While patients need more freedom to take control over their health care, our public system also needs a huge influx of cash. For decades, it’s been taboo in Canada to consider health care a business. That needs to change. Canadian public hospitals are largely excluded from medical tourism, which is a rapidly growing industry worth some $24 billion globally and set to rise to more than $100 billion by 2032. Several million Americans a year seek care abroad. Many go to Mexico, the Caribbean or countries like Thailand and Malaysia, which receive about two million international patients each year. Despite being one of the U.S.’s biggest trading partners, Canada receives none of that massive revenue because there’s no mechanism to encourage public hospitals to treat medical tourists, even after hours.
At Cambie, we welcome medical tourists. We have treated many non-residents, including world-famous athletes and movie stars. Even that limited participation in medical tourism has public benefits through our tax contributions. When visiting Cuba, I learned their public hospitals gain significant private revenue from treating foreigners in their state hospitals. In the U.K., many specialist centres, such as the Brompton and Royal Marsden, benefit from medical tourism. In London alone, public hospitals receive about $600 million yearly from medical tourism. This could become one of Canada’s biggest industries. Politics and ideology make this impossible.
When it comes to private health care, hypocrisy is rampant. Many passionate advocates of the status quo decry the dangers of paying for private medical services, then turn around seek private treatment when they need it. The former Quebec premier Robert Bourassa underwent cancer treatment at the National Cancer Centre in Bethesda, Maryland, while ex–federal NDP leader Jack Layton visited a private Toronto clinic for hernia surgery. Former Newfoundland and Labrador premier Danny Williams strongly advocated for medicare but went to the U.S. when he needed heart surgery, and one-time federal Liberal MP Belinda Stronach sought treatment for breast cancer in California.
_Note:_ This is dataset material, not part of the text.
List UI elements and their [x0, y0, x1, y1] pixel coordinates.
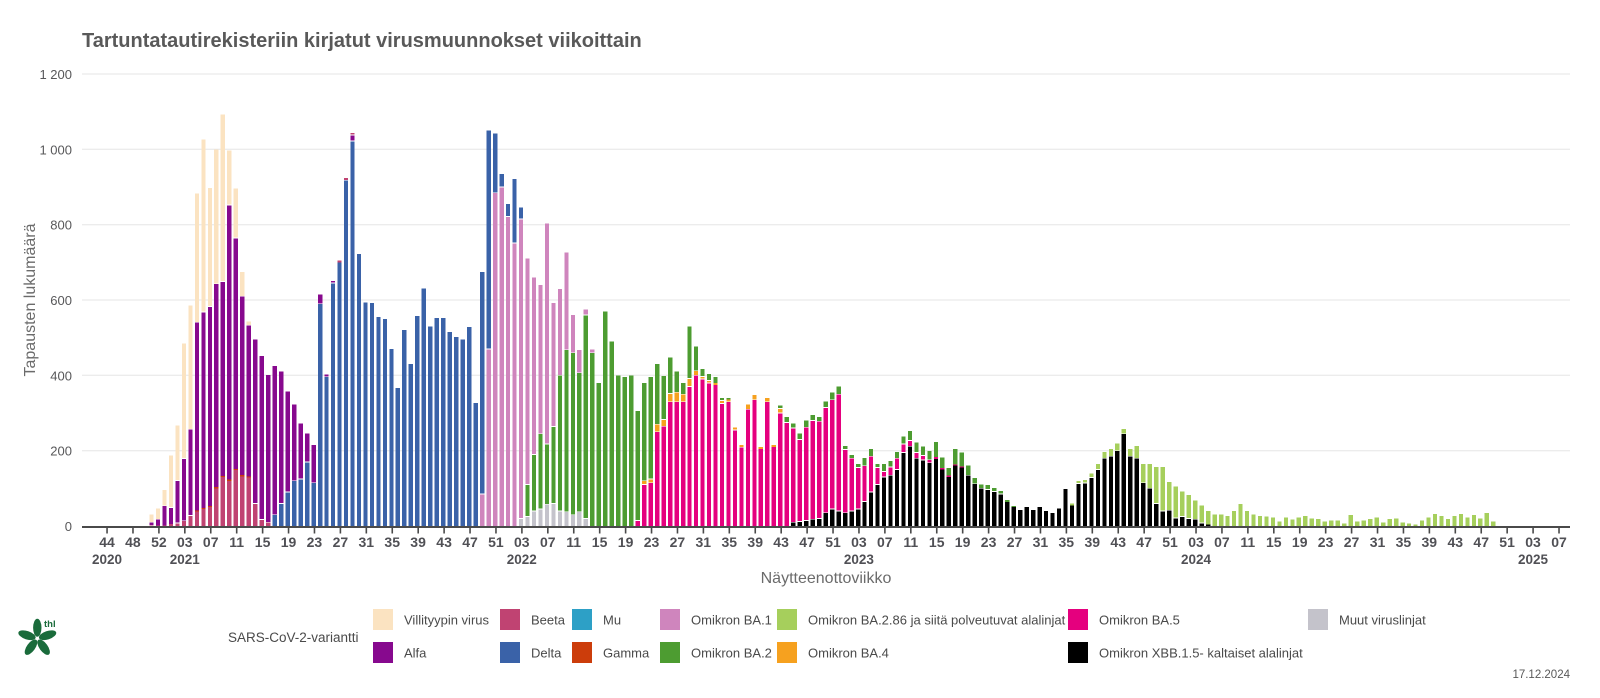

Pierre Trudeau and Monique Bégin, pioneers in enacting the Canada Health Act, accessed private orthopaedic care by visiting one of my colleagues in Ottawa.

In Canada, animals have rights that humans don’t: we can purchase private insurance for our pets, but not for ourselves. Back in the 2000s, St. Paul’s Hospital in Vancouver charged private clients, including pet owners, for private MRIs after hours. When the media caught on, the practice was halted, the revenue dried up and patients waited much longer. And as a result, MRI clinics for pets were created. In May of 2008, the cover of this magazine featured a dog in a hospital gown, with the headline, “Your dog can get better health care than you.”
The fact is, private care already exists in Canada: we use private insurance to pay for dental care, medications, physiotherapy, even our ambulance services. Years ago, one of my children, then aged 12, suffered a serious medical emergency and was taken to the emergency department by ambulance. We later received a huge bill. So what is the psychological block that prevents Canadians from accepting the idea of private payment for medical care—especially when there’s proof that it can help the public system?
Imagine the manager of a professional sports team discovered they were spending as much as the top teams but were last in the league. They would figure out what their competitors were doing differently and learn from their approach. That’s what we need to do with Switzerland, Denmark and Germany. Canadians can’t afford to keep waiting.